A neglected aspect of our culture is the importance of hobbies. Hobbies can provide contentment and satisfaction in a variety of ways, whether it be a sport, an art class, gardening, etc. We often find ourselves with an abundance of free time as we grow older, and finding such activities to engage in can help make our lonely days enjoyable.

6) Spirituality or faith:

People, especially the elderly, are increasingly turning to religion as they get older. This can also be an opportunity for socialisation and interaction since satang’s and pujas are organized for the community’s use. People who are religiously devoted experience better health and improved wellbeing.

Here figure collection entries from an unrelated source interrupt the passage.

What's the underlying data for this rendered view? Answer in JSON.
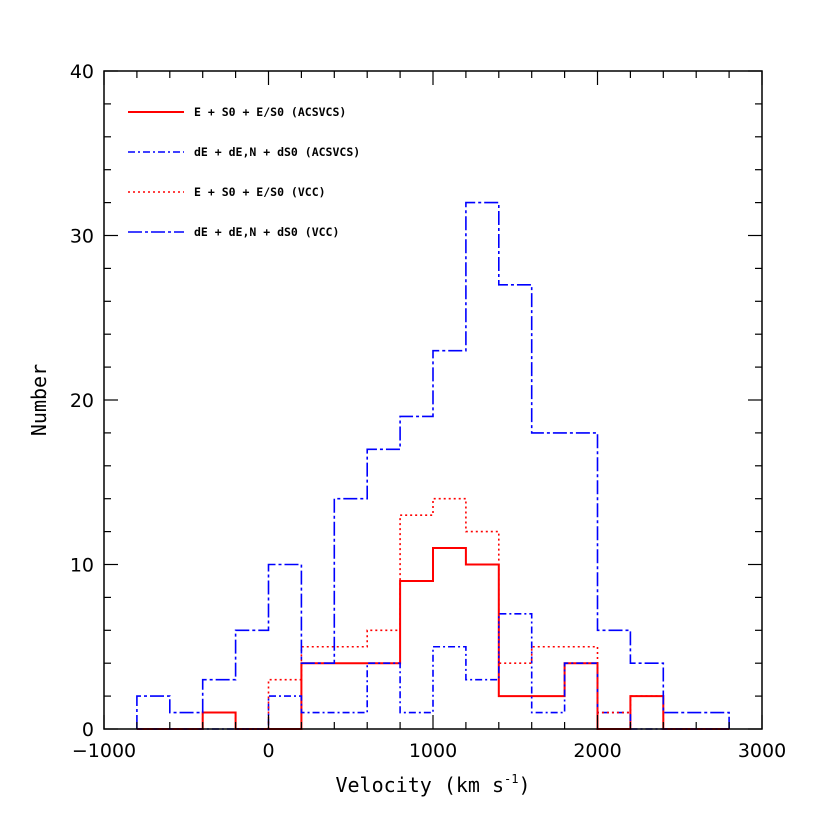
{
  "chart_data": {
    "type": "histogram",
    "title": "",
    "xlabel": "Velocity (km s",
    "xlabel_sup": "-1",
    "xlabel_end": ")",
    "ylabel": "Number",
    "xlim": [
      -1000,
      3000
    ],
    "ylim": [
      0,
      40
    ],
    "x_ticks": [
      -1000,
      0,
      1000,
      2000,
      3000
    ],
    "x_tick_labels": [
      "−1000",
      "0",
      "1000",
      "2000",
      "3000"
    ],
    "y_ticks": [
      0,
      10,
      20,
      30,
      40
    ],
    "y_tick_labels": [
      "0",
      "10",
      "20",
      "30",
      "40"
    ],
    "legend_position": "top-left",
    "series": [
      {
        "name": "E + S0 + E/S0 (ACSVCS)",
        "color": "#ff0000",
        "style": "solid",
        "bin_edges": [
          -800,
          -600,
          -400,
          -200,
          0,
          200,
          400,
          600,
          800,
          1000,
          1200,
          1400,
          1600,
          1800,
          2000,
          2200,
          2400,
          2600,
          2800
        ],
        "counts": [
          0,
          0,
          1,
          0,
          0,
          4,
          4,
          4,
          9,
          11,
          10,
          2,
          2,
          4,
          0,
          2,
          0,
          0
        ]
      },
      {
        "name": "dE + dE,N + dS0 (ACSVCS)",
        "color": "#0000ff",
        "style": "dashdot",
        "bin_edges": [
          -800,
          -600,
          -400,
          -200,
          0,
          200,
          400,
          600,
          800,
          1000,
          1200,
          1400,
          1600,
          1800,
          2000,
          2200,
          2400,
          2600,
          2800
        ],
        "counts": [
          0,
          0,
          0,
          0,
          2,
          1,
          1,
          4,
          1,
          5,
          3,
          7,
          1,
          4,
          1,
          0,
          0,
          0
        ]
      },
      {
        "name": "E + S0 + E/S0 (VCC)",
        "color": "#ff0000",
        "style": "dotted",
        "bin_edges": [
          -800,
          -600,
          -400,
          -200,
          0,
          200,
          400,
          600,
          800,
          1000,
          1200,
          1400,
          1600,
          1800,
          2000,
          2200,
          2400,
          2600,
          2800
        ],
        "counts": [
          0,
          0,
          1,
          0,
          3,
          5,
          5,
          6,
          13,
          14,
          12,
          4,
          5,
          5,
          1,
          2,
          0,
          0
        ]
      },
      {
        "name": "dE + dE,N + dS0 (VCC)",
        "color": "#0000ff",
        "style": "longdashdot",
        "bin_edges": [
          -800,
          -600,
          -400,
          -200,
          0,
          200,
          400,
          600,
          800,
          1000,
          1200,
          1400,
          1600,
          1800,
          2000,
          2200,
          2400,
          2600,
          2800
        ],
        "counts": [
          2,
          1,
          3,
          6,
          10,
          4,
          14,
          17,
          19,
          23,
          32,
          27,
          18,
          18,
          6,
          4,
          1,
          1
        ]
      }
    ]
  }
}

7) Use Technology to Stay in Touch: 

Keeping in touch with friends and family can be a common routine for an elderly person, especially when their children live away or in another country. Staying on Facebook can also help prevent social isolation for elders, who cannot physically see or communicate with those around them.

8) Build flow: 

An individual getting lost in an activity that he or she is truly passionate about feels so fulfilled that he or she can spend hours on end pursuing it. Flow is a state of relaxation or awareness that can be achieved through any activity and can be achieved through badminton, gardening, painting, and chess.

9) Develop gratitude: 

A well-established way to boost positivity and happiness is to express gratitude. We can do this by keeping track of all the things that make us feel grateful and thankful for. The first step is finding something small in everyday life that can be felt grateful for. This can be done by keeping a gratitude journal, or a gratitude jar, so that it is easy to keep a record of what makes you happy every day.

10) Give to others: 

The feeling of fulfillment that comes from performing small acts of kindness can help us deal with the negative feelings we have about ourselves and to become contented. Engaging in the community will give you the satisfaction of giving to causes you believe in or volunteering at an NGO. However, volunteering will offer you more than just a service to society.

11) Go Back to School:

The brain ages as we age, and staying mentally challenged is essential. With retirement, we also have time to give ourselves a break from our hectic life by taking up something that is new to us. It might be a new computer class, a language, pottery, etc. that keeps us busy and stimulated.